Assoc. Prof. Hani

For the past 15 years I have been involved in several projects mainly focusing on deciphering mechanisms of transcriptional regulation. During my Ph.D., we focused on the transcriptional regulation of the sodium iodide symporter (NIS) gene, and identified two distinct activators playing a critical role in the initiation and maintenance of expression. Estrogen receptor alpha (ERa) appeared to be crucial for the initiation of transcription as it directly binds the promoter (Alotaibi et al 2006).
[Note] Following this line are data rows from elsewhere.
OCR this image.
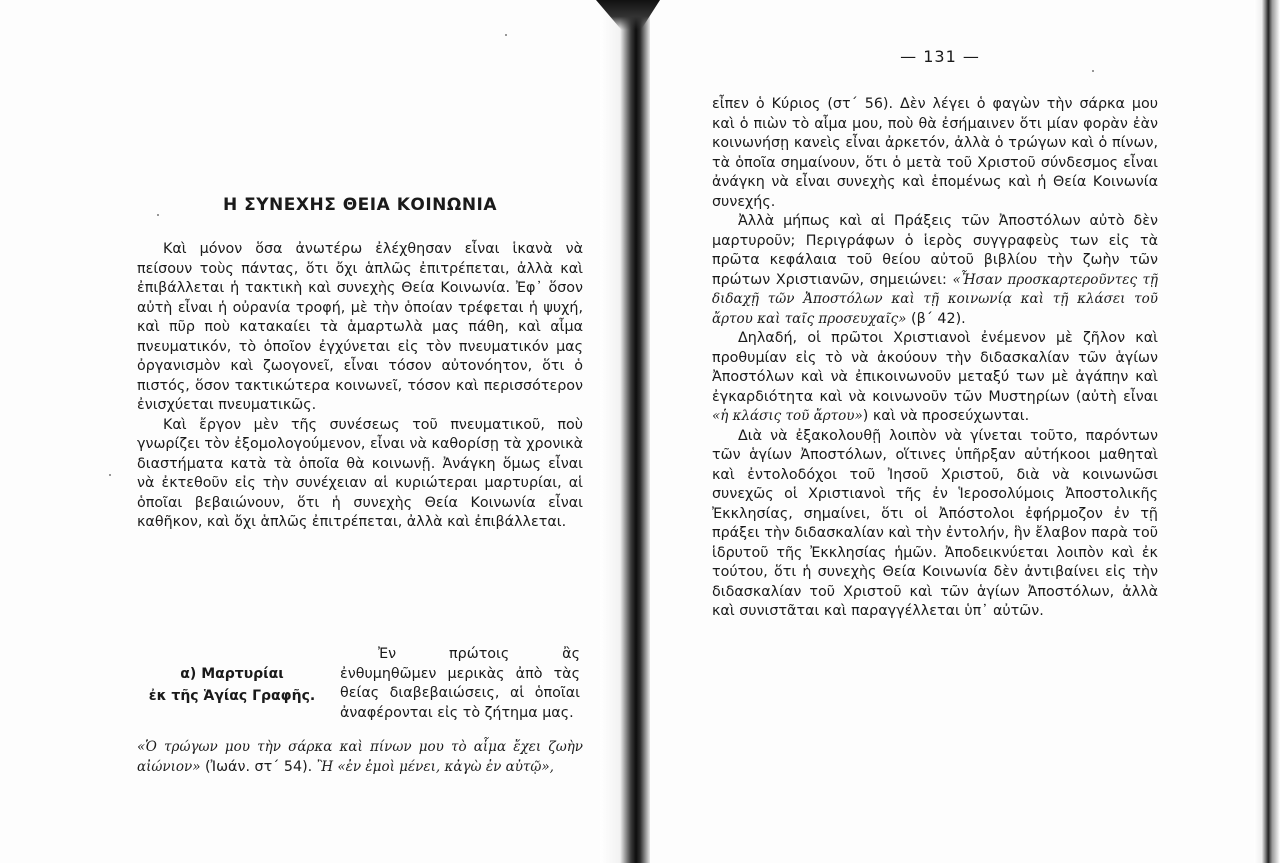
— 131 —
Η ΣΥΝΕΧΗΣ ΘΕΙΑ ΚΟΙΝΩΝΙΑ

Καὶ μόνον ὅσα ἀνωτέρω ἐλέχθησαν εἶναι ἱκανὰ νὰ πείσουν τοὺς πάντας, ὅτι ὄχι ἁπλῶς ἐπιτρέπεται, ἀλλὰ καὶ ἐπιβάλλεται ἡ τακτικὴ καὶ συνεχὴς Θεία Κοινωνία. Ἐφ᾽ ὅσον αὐτὴ εἶναι ἡ οὐρανία τροφή, μὲ τὴν ὁποίαν τρέφεται ἡ ψυχή, καὶ πῦρ ποὺ κατακαίει τὰ ἁμαρτωλὰ μας πάθη, καὶ αἷμα πνευματικόν, τὸ ὁποῖον ἐγχύνεται εἰς τὸν πνευματικόν μας ὀργανισμὸν καὶ ζωογονεῖ, εἶναι τόσον αὐτονόητον, ὅτι ὁ πιστός, ὅσον τακτικώτερα κοινωνεῖ, τόσον καὶ περισσότερον ἐνισχύεται πνευματικῶς.

Καὶ ἔργον μὲν τῆς συνέσεως τοῦ πνευματικοῦ, ποὺ γνωρίζει τὸν ἐξομολογούμενον, εἶναι νὰ καθορίσῃ τὰ χρονικὰ διαστήματα κατὰ τὰ ὁποῖα θὰ κοινωνῇ. Ἀνάγκη ὅμως εἶναι νὰ ἐκτεθοῦν εἰς τὴν συνέχειαν αἱ κυριώτεραι μαρτυρίαι, αἱ ὁποῖαι βεβαιώνουν, ὅτι ἡ συνεχὴς Θεία Κοινωνία εἶναι καθῆκον, καὶ ὄχι ἁπλῶς ἐπιτρέπεται, ἀλλὰ καὶ ἐπιβάλλεται.

α) Μαρτυρίαι
ἐκ τῆς Ἁγίας Γραφῆς.

Ἐν πρώτοις ἂς ἐνθυμηθῶμεν μερικὰς ἀπὸ τὰς θείας διαβεβαιώσεις, αἱ ὁποῖαι ἀναφέρονται εἰς τὸ ζήτημα μας.

«Ὁ τρώγων μου τὴν σάρκα καὶ πίνων μου τὸ αἷμα ἔχει ζωὴν αἰώνιον» (Ἰωάν. στ´ 54). Ἢ «ἐν ἐμοὶ μένει, κἀγὼ ἐν αὐτῷ»,

εἶπεν ὁ Κύριος (στ´ 56). Δὲν λέγει ὁ φαγὼν τὴν σάρκα μου καὶ ὁ πιὼν τὸ αἷμα μου, ποὺ θὰ ἐσήμαινεν ὅτι μίαν φορὰν ἐὰν κοινωνήσῃ κανεὶς εἶναι ἀρκετόν, ἀλλὰ ὁ τρώγων καὶ ὁ πίνων, τὰ ὁποῖα σημαίνουν, ὅτι ὁ μετὰ τοῦ Χριστοῦ σύνδεσμος εἶναι ἀνάγκη νὰ εἶναι συνεχὴς καὶ ἑπομένως καὶ ἡ Θεία Κοινωνία συνεχής.

Ἀλλὰ μήπως καὶ αἱ Πράξεις τῶν Ἀποστόλων αὐτὸ δὲν μαρτυροῦν; Περιγράφων ὁ ἱερὸς συγγραφεὺς των εἰς τὰ πρῶτα κεφάλαια τοῦ θείου αὐτοῦ βιβλίου τὴν ζωὴν τῶν πρώτων Χριστιανῶν, σημειώνει: «Ἦσαν προσκαρτεροῦντες τῇ διδαχῇ τῶν Ἀποστόλων καὶ τῇ κοινωνίᾳ καὶ τῇ κλάσει τοῦ ἄρτου καὶ ταῖς προσευχαῖς» (β´ 42).

Δηλαδή, οἱ πρῶτοι Χριστιανοὶ ἐνέμενον μὲ ζῆλον καὶ προθυμίαν εἰς τὸ νὰ ἀκούουν τὴν διδασκαλίαν τῶν ἁγίων Ἀποστόλων καὶ νὰ ἐπικοινωνοῦν μεταξύ των μὲ ἀγάπην καὶ ἐγκαρδιότητα καὶ νὰ κοινωνοῦν τῶν Μυστηρίων (αὐτὴ εἶναι «ἡ κλάσις τοῦ ἄρτου») καὶ νὰ προσεύχωνται.

Διὰ νὰ ἐξακολουθῇ λοιπὸν νὰ γίνεται τοῦτο, παρόντων τῶν ἁγίων Ἀποστόλων, οἵτινες ὑπῆρξαν αὐτήκοοι μαθηταὶ καὶ ἐντολοδόχοι τοῦ Ἰησοῦ Χριστοῦ, διὰ νὰ κοινωνῶσι συνεχῶς οἱ Χριστιανοὶ τῆς ἐν Ἱεροσολύμοις Ἀποστολικῆς Ἐκκλησίας, σημαίνει, ὅτι οἱ Ἀπόστολοι ἐφήρμοζον ἐν τῇ πράξει τὴν διδασκαλίαν καὶ τὴν ἐντολήν, ἣν ἔλαβον παρὰ τοῦ ἱδρυτοῦ τῆς Ἐκκλησίας ἡμῶν. Ἀποδεικνύεται λοιπὸν καὶ ἐκ τούτου, ὅτι ἡ συνεχὴς Θεία Κοινωνία δὲν ἀντιβαίνει εἰς τὴν διδασκαλίαν τοῦ Χριστοῦ καὶ τῶν ἁγίων Ἀποστόλων, ἀλλὰ καὶ συνιστᾶται καὶ παραγγέλλεται ὑπ᾽ αὐτῶν.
We also identified retinoic acid receptor alpha (RARa) as the second major regulator of NIS expression, and detailed the mechanism by which it interacts with intronic enhancers to achieve rapid and potent expression (Alotaibi et al 2010). Later on, during my postdoctoral training, I was responsible for exploring the transcriptional regulation of E-cadherin. This lead to the identification of Grhl3 and Hnf4a as the major regulators, and that Grhl3 is a critical factor for the initiation of transcription especially during the process of mesenchymal to epithelial transition – MET (Alotaibi et al 2015). We then became interested in understanding how MET is transcriptionally regulated and we are currently working on resolving the transcriptional networks controlling the mesenchymal to epithelial transition (MET). Recently we have identified a feed forward loop, which is composed of the transcription factors Grhl3 and Hnf4a that are essential for the progression of MET. Our preliminary data suggest the existence of several overlapping transcriptional nodes having Grhl3 in the centre of a larger network and E-cadherin as the major outcome. Our main goal is to confirm the transcriptional relationships between the identified transcription factors and to draw a more comprehensive picture of the MET network. As a result we aim to identify a core MET network, which, in the long run, would lead to the identification of therapeutic targets for a better management of MET during metastasis. MET is also a critical step during the reprogramming of iPSCs, thus identifying a core MET network could be utilised to improve the efficiency and quality of the reprogramming process.